On retrouve dans ce récit quelques personnages dont l’on croyait bien être débarrasser, nos deux mages, Gobelins et Qu’un Oeil tout aussi plaisantin. Peu à peu, le mystère des débuts de la Compagnie Noire, qu’aucune annales ne relatent, se révèle.

Ceux qui n’aiment pas attendre, lorsque l’on les laissent méchamment, comme entre deux épisodes de série télé, vous savez, lorsque l’on va connaître LA vérité, mais qu’il faut attendre le lendemain, alors je serai bon. Achetez dès maintenant le cinquième volume.

Il n’en reste plus que sept : Toubib, Gobelin, Qu’un-Oeil, Otto, Hagop, Murgen et la Dame, rebaptisée Madame. Jamais dans l’histoire de la légendaire Compagnie noire les effectifs n’étaient tombés si bas. Toubib, archiviste aujourd’hui capitaine, entreprend un retour aux sources, à Kathovar, mythique berceau de la Compagnie. Mais des milliers de kilomètres de jungle et de régions inexplorées la séparent de cet endroit où elle n’a pas mis les pieds depuis des siècles. Pourtant, on ne l’a pas oubliée. Nombreux sont ceux qui l’y attendent…
J’ai Lu Fantasy (Avril 2006)380 pages 6.80 € ISBN : 2-290-34877-5
Traduction : Alain Robert
Titre Original : Shadows games (1989)

Couverture : de Didier Graffet
Editions l’Atalante 2001364 pages 15.20 € ISBN : 9782841721733
QuatrièmeDe la compagnie noire, la meilleure troupe de soldats du monde, il ne reste plus grand chose. À vrai dire, ils ne sont plus que sept. Parmi eux : le vieux sorcier “Qu’un Oeil”, Otto, le guerrier aux cent blessures, Gobelin et quelques autres. À leur tête, Toubib, décidé malgré tout à continuer l’écriture des annales de la compagnie et à retrouver les archives.
Une nouvelle pérégrination s’engage qui les mènera vers le sud en partant de la Tour de Charme, inquiétant cube noir de 150 mètres où règne Madame, dont les intentions restent obscures, malgré l’amour que lui porte Toubib.
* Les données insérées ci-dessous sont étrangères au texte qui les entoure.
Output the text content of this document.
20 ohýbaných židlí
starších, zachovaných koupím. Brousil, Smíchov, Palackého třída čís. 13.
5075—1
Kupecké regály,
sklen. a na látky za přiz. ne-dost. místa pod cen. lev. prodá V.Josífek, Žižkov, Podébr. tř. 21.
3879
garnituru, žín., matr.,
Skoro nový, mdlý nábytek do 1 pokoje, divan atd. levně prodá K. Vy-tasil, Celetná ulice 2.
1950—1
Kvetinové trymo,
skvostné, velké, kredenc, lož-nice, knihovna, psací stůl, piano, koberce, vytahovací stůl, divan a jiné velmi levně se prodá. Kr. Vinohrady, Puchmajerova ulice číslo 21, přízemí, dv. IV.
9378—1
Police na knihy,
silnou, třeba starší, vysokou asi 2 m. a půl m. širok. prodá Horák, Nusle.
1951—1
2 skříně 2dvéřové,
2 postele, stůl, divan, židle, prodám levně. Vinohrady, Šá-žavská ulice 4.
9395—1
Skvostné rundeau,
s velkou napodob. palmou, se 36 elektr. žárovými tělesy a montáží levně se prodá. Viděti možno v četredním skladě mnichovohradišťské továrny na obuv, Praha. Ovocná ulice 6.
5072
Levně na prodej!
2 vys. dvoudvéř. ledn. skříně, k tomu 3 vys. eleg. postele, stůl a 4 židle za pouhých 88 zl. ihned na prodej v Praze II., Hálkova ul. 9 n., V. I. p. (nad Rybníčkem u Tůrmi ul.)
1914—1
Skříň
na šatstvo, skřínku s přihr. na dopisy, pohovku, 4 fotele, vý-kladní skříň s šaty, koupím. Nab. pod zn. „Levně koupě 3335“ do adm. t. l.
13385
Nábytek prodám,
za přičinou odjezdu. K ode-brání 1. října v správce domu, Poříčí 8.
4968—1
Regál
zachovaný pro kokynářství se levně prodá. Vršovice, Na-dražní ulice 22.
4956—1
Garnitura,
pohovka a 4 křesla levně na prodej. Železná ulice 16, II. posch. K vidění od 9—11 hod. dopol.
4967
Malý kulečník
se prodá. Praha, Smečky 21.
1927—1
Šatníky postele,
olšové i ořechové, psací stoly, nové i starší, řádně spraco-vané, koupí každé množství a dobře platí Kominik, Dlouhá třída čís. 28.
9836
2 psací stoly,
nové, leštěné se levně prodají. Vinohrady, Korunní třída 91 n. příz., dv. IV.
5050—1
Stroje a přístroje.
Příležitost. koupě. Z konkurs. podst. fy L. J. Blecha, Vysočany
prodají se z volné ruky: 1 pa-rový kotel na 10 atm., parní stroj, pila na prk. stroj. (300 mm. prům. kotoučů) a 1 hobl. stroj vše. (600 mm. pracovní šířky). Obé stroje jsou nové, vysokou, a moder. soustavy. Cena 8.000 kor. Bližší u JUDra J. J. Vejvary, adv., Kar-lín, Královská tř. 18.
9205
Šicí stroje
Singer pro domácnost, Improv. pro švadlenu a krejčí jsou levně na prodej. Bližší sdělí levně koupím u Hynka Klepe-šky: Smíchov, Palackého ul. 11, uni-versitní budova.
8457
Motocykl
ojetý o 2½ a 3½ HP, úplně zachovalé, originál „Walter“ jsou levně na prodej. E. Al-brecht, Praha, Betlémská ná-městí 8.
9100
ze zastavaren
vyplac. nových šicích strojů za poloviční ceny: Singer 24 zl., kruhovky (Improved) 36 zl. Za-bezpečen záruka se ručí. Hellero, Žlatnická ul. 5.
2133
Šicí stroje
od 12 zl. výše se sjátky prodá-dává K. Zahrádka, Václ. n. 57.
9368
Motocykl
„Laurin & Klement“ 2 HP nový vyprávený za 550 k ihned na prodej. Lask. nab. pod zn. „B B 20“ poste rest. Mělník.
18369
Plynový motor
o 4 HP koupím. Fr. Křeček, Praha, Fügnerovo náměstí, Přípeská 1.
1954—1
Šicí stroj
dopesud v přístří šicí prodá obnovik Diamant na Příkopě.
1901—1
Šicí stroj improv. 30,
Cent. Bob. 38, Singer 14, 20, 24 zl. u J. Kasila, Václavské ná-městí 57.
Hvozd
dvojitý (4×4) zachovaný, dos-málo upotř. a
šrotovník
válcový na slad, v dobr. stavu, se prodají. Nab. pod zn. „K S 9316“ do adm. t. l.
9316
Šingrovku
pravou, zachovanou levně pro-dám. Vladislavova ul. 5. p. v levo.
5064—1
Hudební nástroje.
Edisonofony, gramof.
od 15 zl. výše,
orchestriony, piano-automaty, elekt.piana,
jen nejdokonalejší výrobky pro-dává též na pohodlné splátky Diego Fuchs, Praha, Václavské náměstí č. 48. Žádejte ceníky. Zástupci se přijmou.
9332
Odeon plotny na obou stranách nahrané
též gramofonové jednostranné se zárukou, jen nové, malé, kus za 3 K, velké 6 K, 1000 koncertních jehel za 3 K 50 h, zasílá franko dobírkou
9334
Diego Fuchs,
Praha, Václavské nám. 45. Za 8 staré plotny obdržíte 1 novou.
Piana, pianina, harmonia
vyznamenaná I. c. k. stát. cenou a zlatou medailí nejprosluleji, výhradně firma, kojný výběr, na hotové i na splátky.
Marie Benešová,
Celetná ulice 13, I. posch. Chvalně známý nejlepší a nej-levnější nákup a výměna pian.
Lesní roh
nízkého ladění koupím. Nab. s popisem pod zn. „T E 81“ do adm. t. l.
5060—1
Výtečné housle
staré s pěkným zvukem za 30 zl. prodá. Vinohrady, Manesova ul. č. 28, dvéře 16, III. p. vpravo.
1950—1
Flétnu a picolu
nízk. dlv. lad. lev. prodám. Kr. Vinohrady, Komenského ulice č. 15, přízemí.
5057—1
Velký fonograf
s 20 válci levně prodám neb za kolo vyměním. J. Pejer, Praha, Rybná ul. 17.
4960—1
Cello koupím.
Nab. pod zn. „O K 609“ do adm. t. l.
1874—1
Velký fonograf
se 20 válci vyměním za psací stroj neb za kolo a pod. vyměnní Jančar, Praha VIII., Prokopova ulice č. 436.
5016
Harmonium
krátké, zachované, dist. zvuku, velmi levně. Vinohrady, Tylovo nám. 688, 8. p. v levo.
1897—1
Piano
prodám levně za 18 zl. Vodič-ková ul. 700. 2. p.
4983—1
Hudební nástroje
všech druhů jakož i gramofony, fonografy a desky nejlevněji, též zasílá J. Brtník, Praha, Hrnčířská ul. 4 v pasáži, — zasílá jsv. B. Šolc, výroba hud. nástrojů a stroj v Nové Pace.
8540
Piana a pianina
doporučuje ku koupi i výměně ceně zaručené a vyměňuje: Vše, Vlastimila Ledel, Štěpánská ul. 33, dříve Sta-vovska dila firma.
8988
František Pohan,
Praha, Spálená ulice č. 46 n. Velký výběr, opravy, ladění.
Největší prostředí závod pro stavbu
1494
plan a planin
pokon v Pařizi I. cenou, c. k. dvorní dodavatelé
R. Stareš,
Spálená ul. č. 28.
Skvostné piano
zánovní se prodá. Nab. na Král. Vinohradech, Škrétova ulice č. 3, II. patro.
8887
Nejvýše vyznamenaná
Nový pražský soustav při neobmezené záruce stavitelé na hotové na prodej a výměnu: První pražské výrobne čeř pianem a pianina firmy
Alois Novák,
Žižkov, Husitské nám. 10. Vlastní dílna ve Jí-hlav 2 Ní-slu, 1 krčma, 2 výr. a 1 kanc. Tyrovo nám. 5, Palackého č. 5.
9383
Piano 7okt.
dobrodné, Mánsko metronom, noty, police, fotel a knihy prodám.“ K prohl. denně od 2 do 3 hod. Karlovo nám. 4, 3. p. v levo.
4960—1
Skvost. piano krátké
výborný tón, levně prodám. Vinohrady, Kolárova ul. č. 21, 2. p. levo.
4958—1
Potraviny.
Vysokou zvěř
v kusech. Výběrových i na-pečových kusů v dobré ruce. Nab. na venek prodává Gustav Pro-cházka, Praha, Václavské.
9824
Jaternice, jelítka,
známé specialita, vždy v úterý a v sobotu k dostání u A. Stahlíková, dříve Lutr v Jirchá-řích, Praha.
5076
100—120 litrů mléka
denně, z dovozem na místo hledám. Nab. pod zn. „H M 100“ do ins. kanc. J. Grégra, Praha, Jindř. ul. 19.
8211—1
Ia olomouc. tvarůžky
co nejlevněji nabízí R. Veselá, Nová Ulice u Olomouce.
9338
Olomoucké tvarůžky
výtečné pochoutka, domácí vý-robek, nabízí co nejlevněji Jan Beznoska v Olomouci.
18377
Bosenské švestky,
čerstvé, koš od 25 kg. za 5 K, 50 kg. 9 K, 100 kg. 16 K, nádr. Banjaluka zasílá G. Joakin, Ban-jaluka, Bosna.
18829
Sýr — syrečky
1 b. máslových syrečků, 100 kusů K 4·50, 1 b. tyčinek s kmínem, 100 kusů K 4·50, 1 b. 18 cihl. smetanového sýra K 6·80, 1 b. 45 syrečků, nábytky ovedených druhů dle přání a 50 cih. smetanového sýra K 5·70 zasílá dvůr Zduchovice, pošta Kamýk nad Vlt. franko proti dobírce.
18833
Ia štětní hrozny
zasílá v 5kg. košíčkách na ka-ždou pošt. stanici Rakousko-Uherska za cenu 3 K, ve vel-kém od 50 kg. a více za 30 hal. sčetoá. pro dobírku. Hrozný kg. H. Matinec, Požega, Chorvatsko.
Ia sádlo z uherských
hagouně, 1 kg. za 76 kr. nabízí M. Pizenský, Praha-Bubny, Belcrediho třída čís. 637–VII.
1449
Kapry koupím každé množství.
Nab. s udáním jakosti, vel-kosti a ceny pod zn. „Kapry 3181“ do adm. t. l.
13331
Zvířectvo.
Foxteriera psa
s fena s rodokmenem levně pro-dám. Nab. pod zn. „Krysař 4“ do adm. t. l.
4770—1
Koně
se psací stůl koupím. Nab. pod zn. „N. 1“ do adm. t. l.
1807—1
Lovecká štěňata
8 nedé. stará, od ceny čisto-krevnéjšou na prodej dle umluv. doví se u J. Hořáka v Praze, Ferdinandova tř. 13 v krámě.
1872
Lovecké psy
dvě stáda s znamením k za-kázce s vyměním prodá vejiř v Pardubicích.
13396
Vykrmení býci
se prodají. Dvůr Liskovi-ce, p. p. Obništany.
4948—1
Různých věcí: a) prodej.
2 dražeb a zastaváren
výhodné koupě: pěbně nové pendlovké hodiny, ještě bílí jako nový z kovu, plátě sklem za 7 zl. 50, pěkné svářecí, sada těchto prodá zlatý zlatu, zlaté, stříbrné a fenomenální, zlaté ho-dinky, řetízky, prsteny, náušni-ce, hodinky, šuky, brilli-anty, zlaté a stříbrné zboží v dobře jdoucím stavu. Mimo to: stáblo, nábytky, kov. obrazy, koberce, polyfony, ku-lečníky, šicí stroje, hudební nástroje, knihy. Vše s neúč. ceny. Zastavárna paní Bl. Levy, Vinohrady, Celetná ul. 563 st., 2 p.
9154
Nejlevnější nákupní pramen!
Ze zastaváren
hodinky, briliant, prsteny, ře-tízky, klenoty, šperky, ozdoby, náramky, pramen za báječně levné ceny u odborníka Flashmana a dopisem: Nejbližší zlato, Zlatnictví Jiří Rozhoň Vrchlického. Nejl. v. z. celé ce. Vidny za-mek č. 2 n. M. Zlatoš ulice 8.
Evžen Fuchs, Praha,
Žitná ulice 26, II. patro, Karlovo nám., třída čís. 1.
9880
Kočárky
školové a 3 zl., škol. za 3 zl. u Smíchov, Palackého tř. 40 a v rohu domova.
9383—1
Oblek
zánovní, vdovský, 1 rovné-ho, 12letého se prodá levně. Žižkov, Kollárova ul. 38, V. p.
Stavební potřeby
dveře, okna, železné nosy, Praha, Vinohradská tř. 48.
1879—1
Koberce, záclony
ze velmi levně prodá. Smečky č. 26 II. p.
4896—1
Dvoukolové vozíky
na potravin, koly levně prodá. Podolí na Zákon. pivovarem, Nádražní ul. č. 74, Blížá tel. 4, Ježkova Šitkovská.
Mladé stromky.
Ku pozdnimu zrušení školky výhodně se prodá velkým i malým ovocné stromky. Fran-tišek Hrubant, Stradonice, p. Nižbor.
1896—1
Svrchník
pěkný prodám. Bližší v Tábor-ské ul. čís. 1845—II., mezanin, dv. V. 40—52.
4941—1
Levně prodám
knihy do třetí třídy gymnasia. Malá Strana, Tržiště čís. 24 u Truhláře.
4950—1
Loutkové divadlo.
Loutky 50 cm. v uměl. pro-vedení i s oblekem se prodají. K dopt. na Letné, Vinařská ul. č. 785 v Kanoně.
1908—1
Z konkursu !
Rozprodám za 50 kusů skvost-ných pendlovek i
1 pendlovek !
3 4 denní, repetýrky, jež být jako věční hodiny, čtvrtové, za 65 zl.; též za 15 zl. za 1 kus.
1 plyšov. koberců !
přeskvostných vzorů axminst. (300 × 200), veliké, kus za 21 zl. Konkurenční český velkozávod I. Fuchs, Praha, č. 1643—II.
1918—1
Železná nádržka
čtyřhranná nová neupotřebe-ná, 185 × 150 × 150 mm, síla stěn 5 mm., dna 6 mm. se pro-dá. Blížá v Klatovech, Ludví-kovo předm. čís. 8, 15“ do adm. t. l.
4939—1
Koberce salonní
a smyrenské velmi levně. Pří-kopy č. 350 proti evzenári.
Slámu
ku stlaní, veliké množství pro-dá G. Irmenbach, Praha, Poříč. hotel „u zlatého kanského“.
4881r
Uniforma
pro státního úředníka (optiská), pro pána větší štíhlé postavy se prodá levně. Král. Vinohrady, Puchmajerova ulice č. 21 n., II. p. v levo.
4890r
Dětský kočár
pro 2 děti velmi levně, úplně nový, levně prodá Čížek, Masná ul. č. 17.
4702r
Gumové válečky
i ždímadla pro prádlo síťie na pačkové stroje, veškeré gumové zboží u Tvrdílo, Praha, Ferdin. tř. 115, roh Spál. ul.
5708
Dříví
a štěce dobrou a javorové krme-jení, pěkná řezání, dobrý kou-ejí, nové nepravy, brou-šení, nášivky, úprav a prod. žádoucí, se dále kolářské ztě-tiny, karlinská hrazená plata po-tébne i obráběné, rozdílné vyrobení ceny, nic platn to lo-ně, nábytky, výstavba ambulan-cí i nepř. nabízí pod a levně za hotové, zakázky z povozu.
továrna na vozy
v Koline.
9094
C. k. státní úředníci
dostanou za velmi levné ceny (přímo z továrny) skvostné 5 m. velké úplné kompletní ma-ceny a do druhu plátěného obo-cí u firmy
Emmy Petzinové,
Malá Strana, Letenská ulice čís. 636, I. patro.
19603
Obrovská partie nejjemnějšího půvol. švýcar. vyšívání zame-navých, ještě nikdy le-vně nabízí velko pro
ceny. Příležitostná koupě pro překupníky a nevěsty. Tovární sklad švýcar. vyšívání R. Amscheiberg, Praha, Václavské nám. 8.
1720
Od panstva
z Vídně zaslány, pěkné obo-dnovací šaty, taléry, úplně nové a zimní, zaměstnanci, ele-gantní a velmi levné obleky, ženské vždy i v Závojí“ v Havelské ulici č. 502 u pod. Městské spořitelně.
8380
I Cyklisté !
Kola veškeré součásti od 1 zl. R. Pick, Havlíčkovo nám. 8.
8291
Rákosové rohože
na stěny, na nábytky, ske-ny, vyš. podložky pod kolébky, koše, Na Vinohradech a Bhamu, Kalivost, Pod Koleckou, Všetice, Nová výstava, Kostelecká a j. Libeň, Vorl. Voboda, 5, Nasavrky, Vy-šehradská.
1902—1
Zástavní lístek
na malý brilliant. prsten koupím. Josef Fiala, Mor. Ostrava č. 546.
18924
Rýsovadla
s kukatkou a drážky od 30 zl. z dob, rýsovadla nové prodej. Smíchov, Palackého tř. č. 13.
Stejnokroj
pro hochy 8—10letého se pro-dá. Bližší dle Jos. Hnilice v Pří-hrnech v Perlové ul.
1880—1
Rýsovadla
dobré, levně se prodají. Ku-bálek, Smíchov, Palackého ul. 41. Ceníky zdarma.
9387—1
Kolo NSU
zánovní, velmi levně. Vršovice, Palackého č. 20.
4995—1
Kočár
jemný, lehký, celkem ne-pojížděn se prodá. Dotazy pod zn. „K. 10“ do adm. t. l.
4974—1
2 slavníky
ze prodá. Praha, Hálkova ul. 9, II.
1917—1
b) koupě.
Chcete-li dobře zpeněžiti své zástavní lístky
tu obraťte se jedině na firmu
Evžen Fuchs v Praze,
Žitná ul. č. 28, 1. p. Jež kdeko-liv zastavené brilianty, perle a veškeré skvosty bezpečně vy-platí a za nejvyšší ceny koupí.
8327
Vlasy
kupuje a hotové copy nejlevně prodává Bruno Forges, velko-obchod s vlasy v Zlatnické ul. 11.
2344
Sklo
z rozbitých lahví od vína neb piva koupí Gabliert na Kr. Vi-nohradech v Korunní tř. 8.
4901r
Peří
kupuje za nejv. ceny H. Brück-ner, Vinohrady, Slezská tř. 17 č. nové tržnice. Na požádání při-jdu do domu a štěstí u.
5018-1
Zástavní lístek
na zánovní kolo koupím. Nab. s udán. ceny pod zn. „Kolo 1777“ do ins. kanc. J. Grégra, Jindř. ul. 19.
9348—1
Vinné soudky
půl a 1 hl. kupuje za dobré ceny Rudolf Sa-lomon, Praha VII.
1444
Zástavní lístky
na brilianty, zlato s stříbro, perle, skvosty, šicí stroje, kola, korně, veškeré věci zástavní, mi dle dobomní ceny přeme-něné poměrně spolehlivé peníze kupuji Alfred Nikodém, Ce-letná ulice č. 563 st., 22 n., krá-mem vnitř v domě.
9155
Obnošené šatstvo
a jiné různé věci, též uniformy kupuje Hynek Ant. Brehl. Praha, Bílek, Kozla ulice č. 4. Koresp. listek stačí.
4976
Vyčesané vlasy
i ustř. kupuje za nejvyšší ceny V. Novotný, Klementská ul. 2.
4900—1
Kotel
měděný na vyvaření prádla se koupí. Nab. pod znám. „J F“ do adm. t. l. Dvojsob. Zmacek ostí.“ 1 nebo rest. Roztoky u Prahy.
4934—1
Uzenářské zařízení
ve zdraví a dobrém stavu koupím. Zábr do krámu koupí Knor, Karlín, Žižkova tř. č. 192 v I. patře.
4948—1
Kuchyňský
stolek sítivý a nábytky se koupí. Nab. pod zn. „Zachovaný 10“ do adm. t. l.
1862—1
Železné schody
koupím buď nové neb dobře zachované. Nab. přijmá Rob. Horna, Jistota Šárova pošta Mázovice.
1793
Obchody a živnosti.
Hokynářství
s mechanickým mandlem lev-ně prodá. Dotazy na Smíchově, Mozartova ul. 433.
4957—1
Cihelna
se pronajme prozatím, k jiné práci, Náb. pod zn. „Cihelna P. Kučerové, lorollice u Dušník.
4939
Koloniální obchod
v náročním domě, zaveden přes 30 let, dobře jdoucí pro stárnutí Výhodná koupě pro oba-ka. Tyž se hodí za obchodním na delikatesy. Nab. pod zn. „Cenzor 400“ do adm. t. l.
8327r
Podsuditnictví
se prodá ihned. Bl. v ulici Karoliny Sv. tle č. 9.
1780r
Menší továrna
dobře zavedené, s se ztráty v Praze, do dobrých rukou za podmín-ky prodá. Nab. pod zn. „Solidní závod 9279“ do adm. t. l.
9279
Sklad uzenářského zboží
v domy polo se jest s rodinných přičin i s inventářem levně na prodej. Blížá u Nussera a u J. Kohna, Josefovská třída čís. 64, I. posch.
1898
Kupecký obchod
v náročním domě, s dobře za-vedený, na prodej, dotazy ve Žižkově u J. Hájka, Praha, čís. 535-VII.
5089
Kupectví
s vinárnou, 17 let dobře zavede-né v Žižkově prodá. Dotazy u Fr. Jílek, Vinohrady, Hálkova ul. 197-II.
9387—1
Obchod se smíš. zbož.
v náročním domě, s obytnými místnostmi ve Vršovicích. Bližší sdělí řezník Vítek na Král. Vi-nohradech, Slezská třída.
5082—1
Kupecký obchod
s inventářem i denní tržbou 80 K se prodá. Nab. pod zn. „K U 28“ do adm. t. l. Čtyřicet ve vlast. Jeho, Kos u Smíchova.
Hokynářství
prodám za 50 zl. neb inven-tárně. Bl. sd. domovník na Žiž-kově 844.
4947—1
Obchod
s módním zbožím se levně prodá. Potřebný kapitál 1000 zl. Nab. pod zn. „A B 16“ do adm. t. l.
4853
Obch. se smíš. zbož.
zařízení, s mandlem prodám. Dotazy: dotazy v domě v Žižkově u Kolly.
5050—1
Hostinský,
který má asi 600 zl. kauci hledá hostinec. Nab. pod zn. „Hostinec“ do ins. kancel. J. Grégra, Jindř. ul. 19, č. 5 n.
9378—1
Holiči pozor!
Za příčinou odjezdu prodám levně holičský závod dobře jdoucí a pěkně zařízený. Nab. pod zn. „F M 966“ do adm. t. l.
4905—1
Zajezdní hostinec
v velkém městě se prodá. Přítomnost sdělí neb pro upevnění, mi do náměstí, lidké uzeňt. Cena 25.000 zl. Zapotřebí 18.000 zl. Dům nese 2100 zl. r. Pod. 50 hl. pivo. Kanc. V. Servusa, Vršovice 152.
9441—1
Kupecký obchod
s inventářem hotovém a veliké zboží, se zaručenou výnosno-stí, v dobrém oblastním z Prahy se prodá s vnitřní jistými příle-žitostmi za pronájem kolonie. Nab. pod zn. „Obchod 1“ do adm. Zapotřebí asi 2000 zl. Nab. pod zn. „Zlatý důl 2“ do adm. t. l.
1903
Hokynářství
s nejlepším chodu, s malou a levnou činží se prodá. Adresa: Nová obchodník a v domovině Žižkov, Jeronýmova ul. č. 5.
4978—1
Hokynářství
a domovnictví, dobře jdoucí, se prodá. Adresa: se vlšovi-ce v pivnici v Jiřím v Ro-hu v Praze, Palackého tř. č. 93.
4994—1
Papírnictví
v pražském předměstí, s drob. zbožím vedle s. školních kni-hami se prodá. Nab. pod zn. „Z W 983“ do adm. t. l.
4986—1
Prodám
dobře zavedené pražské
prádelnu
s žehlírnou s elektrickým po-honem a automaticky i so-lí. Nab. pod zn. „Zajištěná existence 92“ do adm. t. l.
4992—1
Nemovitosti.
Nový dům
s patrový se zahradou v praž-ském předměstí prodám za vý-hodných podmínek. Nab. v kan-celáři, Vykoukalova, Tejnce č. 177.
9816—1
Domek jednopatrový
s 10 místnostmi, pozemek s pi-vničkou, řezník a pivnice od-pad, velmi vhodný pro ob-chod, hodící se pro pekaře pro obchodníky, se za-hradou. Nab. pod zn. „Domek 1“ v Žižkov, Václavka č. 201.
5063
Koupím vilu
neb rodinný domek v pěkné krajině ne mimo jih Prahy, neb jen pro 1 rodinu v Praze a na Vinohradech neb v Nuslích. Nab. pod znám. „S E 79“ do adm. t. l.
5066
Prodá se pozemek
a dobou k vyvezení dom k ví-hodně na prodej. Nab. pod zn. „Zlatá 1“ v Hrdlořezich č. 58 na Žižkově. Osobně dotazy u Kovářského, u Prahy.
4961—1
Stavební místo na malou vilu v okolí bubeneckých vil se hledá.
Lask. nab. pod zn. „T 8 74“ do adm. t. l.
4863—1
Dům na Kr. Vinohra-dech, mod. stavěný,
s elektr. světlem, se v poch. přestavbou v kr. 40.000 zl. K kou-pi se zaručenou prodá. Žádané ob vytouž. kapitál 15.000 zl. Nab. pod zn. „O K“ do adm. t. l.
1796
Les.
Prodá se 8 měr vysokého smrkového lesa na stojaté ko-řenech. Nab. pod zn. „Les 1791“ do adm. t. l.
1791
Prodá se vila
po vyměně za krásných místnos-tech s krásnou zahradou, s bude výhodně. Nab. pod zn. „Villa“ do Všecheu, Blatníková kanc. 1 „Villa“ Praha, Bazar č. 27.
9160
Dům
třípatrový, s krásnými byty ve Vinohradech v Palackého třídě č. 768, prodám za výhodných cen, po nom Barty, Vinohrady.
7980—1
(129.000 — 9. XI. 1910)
Vers Taglios, Khatovar, et d’autres endroits mythiques, alors que la compagnie se reforme, et que là-bas règnent sans doute ceux dont on dit qu’ils peuvent prendre l’apparence des corbeaux ou des chauves-souris, ceux que l’on appelle les maîtres d’ombres, et leurs milliers d’hommes. Encore une fois, la bataille sera rude.